A man who shot one classmate to death and wounded three others five years ago in a Washington state high school, apologized to his victims before he was sentenced to 40 years in prison. Caleb Sharpe, who was 15 at the time of the 2017 shootings at Freeman High School, pleaded guilty earlier this year in Spokane County Superior Court. The 20-year-old Sharpe showed no emotion as Superior Court Judge Michael Price handed down the sentence Friday. He will get credit for the nearly five years he has already been in custody. Prior to sentencing, Sharpe apologized to his victims in his first public comments since his arrest five years ago.

Transgender kids can play girls sports in Utah after ruling

Transgender girls in Utah will be given the opportunity to participate in female sports as the school year begins after a judge reversed a ban pending legal challenges from parents. Utah state Judge Keith Kelly made his ruling Friday. Instead of an outright ban, transgender girls will now go before a state commission of political appointees who will determine if they are eligible to participate. Utah’s ruling marked the latest court development in a nationwide debate over how to navigate a flashpoint issue. Similar cases are underway in states such as Idaho, West Virginia and Indiana.

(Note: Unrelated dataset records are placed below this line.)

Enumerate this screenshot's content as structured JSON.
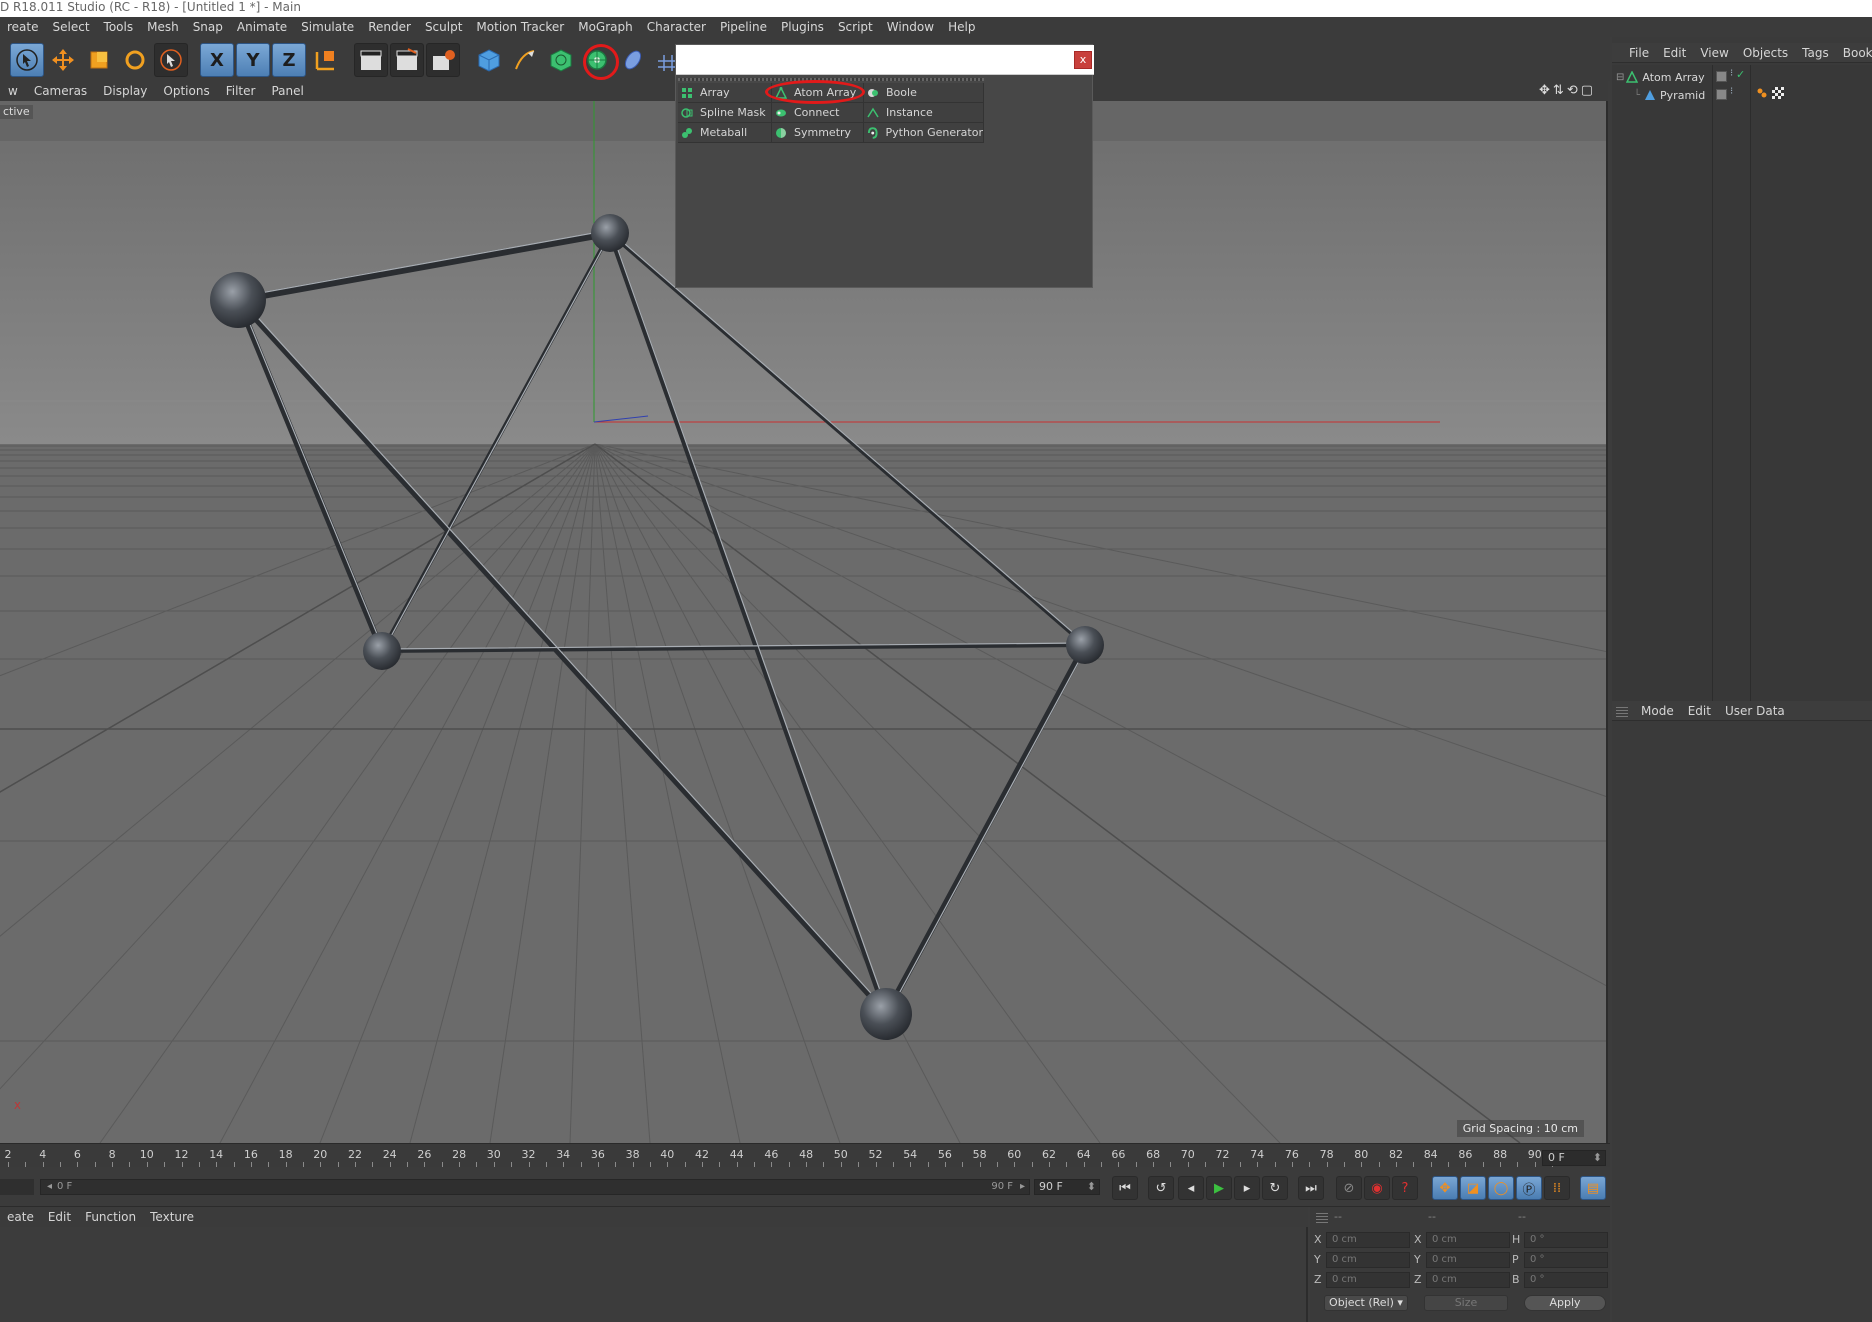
{
  "window": {
    "title": "D R18.011 Studio (RC - R18) - [Untitled 1 *] - Main"
  },
  "menubar": [
    "reate",
    "Select",
    "Tools",
    "Mesh",
    "Snap",
    "Animate",
    "Simulate",
    "Render",
    "Sculpt",
    "Motion Tracker",
    "MoGraph",
    "Character",
    "Pipeline",
    "Plugins",
    "Script",
    "Window",
    "Help"
  ],
  "toolbar": {
    "axis_x": "X",
    "axis_y": "Y",
    "axis_z": "Z"
  },
  "viewport": {
    "menu": [
      "w",
      "Cameras",
      "Display",
      "Options",
      "Filter",
      "Panel"
    ],
    "label": "ctive",
    "grid_spacing": "Grid Spacing : 10 cm",
    "axis_x_marker": "X",
    "colors": {
      "background": "#6a6a6a",
      "x_axis": "#c83030",
      "y_axis": "#2e9a2e"
    }
  },
  "popup": {
    "items": [
      [
        "Array",
        "Atom Array",
        "Boole"
      ],
      [
        "Spline Mask",
        "Connect",
        "Instance"
      ],
      [
        "Metaball",
        "Symmetry",
        "Python Generator"
      ]
    ],
    "close": "x",
    "highlighted": "Atom Array"
  },
  "objects_panel": {
    "menu": [
      "File",
      "Edit",
      "View",
      "Objects",
      "Tags",
      "Bookma"
    ],
    "items": [
      {
        "name": "Atom Array",
        "check": "✓"
      },
      {
        "name": "Pyramid"
      }
    ]
  },
  "attributes_panel": {
    "menu": [
      "Mode",
      "Edit",
      "User Data"
    ]
  },
  "timeline": {
    "ticks": [
      "2",
      "4",
      "6",
      "8",
      "10",
      "12",
      "14",
      "16",
      "18",
      "20",
      "22",
      "24",
      "26",
      "28",
      "30",
      "32",
      "34",
      "36",
      "38",
      "40",
      "42",
      "44",
      "46",
      "48",
      "50",
      "52",
      "54",
      "56",
      "58",
      "60",
      "62",
      "64",
      "66",
      "68",
      "70",
      "72",
      "74",
      "76",
      "78",
      "80",
      "82",
      "84",
      "86",
      "88",
      "90"
    ],
    "current_frame": "0 F",
    "slider_start": "0 F",
    "slider_end": "90 F",
    "end_frame": "90 F"
  },
  "material_bar": [
    "eate",
    "Edit",
    "Function",
    "Texture"
  ],
  "coordinates": {
    "headers": [
      "--",
      "--",
      "--"
    ],
    "labels_left": [
      "X",
      "Y",
      "Z"
    ],
    "labels_mid": [
      "X",
      "Y",
      "Z"
    ],
    "labels_right": [
      "H",
      "P",
      "B"
    ],
    "values_pos": [
      "0 cm",
      "0 cm",
      "0 cm"
    ],
    "values_size": [
      "0 cm",
      "0 cm",
      "0 cm"
    ],
    "values_rot": [
      "0 °",
      "0 °",
      "0 °"
    ],
    "mode_select": "Object (Rel) ▾",
    "size_select": "Size",
    "apply": "Apply"
  }
}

Large fire consumes boats, buildings, vehicles at boatyard

A large fire at a Massachusetts marina has destroyed several boats, buildings and vehicles. Aerial video taken by WCVB-TV on Friday showed much of the boatyard in Mattapoisett engulfed in flames. The fire generated a plume of black smoke so thick it was picked up by weather radar. Tim Price, a mechanic at the boatyard, told WJAR-TV that a vessel caught fire in one of the sheds, and the fire spread quickly. He said he knew of one person who was injured, but did not elaborate. The cause of blaze is under investigation. Fire and police officials said no one was available to comment.

Suit alleging off-camera jail beatings revived

A federal appeals court has cleared the way for a lawsuit to proceed against guards and officials at a privately run north Louisiana jail where an inmate died with a fractured skull in 2015. The lawsuit includes allegations that guards at Monroe's Richwood Correctional Center sometimes beat and pepper-sprayed handcuffed prisoners in an area without security cameras. A federal judge had thrown out much of the lawsuit but a panel of the 5th U.S. Circuit Court of Appeals in New Orleans reinstated it last month. On Friday the appeals court issued an order denying a rehearing, sending the case back to the district court.